Instructions
Step 1: Bring a large pot of salted water to a boil and cook the rigatoni according to the package instructions until al dente.
Step 2: Reserve 1/2 cup of pasta water, then drain the pasta and set aside.
Step 3: Heat olive oil in a large skillet over medium heat.
Step 4: Add the diced onion and sauté for 3 to 4 minutes until softened.
Step 5: Stir in the minced garlic and red pepper flakes and cook for 1 minute until fragrant.
Step 6: Add the tomato paste and cook for 2 minutes, stirring constantly.
Step 7: Pour in the tomato sauce and let it simmer for 3 minutes.
Step 8: Reduce the heat to low and stir in the heavy cream until smooth.
Step 9: Add the butter, parmesan cheese, Italian seasoning, salt, and black pepper.
Step 10: Stir the sauce until creamy and fully combined.
Step 11: Add the cooked rigatoni to the skillet and toss to coat evenly in the sauce.
Step 12: If needed, add a splash of reserved pasta water to loosen the sauce.

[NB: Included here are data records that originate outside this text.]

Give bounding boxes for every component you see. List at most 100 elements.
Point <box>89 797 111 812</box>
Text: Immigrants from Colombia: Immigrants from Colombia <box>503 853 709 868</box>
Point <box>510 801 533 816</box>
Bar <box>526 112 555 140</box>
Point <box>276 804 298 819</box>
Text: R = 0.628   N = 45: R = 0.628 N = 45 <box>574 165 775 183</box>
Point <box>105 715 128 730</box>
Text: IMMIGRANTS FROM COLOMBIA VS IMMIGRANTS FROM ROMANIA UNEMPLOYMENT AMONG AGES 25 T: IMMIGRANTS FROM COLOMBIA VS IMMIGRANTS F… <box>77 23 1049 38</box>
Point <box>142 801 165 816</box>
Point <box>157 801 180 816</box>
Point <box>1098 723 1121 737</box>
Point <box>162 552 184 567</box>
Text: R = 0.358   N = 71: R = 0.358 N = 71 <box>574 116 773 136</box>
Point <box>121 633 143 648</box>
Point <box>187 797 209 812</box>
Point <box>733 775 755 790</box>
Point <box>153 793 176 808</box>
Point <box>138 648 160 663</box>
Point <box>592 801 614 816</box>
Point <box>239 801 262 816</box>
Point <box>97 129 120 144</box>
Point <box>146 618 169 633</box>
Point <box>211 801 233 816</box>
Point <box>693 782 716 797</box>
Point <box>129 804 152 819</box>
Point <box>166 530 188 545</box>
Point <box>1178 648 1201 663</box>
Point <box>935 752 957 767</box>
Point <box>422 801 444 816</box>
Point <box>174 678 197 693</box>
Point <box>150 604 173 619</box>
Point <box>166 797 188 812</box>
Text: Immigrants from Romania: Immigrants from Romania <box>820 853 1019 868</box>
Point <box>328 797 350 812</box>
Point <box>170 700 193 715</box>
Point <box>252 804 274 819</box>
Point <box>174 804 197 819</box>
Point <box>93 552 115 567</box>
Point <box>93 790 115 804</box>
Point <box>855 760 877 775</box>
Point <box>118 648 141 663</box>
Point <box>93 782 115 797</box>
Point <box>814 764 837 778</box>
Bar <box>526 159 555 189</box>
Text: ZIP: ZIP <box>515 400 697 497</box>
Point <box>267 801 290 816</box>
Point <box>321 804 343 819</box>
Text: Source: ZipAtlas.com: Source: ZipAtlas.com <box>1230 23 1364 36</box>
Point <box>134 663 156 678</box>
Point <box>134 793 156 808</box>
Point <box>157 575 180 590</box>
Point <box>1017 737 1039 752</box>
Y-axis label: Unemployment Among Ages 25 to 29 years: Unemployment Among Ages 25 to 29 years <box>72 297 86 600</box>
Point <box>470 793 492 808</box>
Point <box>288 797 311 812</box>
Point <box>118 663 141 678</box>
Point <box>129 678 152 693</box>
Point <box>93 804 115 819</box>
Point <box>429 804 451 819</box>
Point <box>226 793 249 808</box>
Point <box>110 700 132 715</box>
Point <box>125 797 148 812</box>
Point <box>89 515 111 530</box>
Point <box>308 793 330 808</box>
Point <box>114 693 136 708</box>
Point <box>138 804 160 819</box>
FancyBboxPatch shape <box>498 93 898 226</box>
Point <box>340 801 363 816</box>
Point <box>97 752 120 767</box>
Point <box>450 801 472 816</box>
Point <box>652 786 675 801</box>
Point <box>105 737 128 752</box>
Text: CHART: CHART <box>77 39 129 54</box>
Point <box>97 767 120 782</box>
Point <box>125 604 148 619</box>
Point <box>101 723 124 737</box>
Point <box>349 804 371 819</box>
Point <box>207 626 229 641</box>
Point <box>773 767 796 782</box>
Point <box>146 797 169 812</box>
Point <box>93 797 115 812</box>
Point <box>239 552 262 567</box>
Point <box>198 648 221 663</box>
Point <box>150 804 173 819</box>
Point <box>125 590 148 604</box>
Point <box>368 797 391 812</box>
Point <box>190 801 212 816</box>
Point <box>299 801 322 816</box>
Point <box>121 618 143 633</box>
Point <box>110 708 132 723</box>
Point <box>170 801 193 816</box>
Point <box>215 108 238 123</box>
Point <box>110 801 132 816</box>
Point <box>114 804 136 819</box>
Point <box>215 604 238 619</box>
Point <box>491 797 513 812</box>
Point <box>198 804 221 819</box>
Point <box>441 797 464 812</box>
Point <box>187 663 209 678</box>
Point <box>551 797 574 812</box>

Step 13: Serve hot with fresh parsley and extra parmesan cheese on top.
Storage and Reheating Tips
Store leftover Creamy Spicy Rigatoni in an airtight container in the refrigerator for up to 3 days. Reheat gently on the stovetop or in the microwave with a splash of cream or milk to maintain the creamy texture. Avoid overheating to prevent the sauce from separating.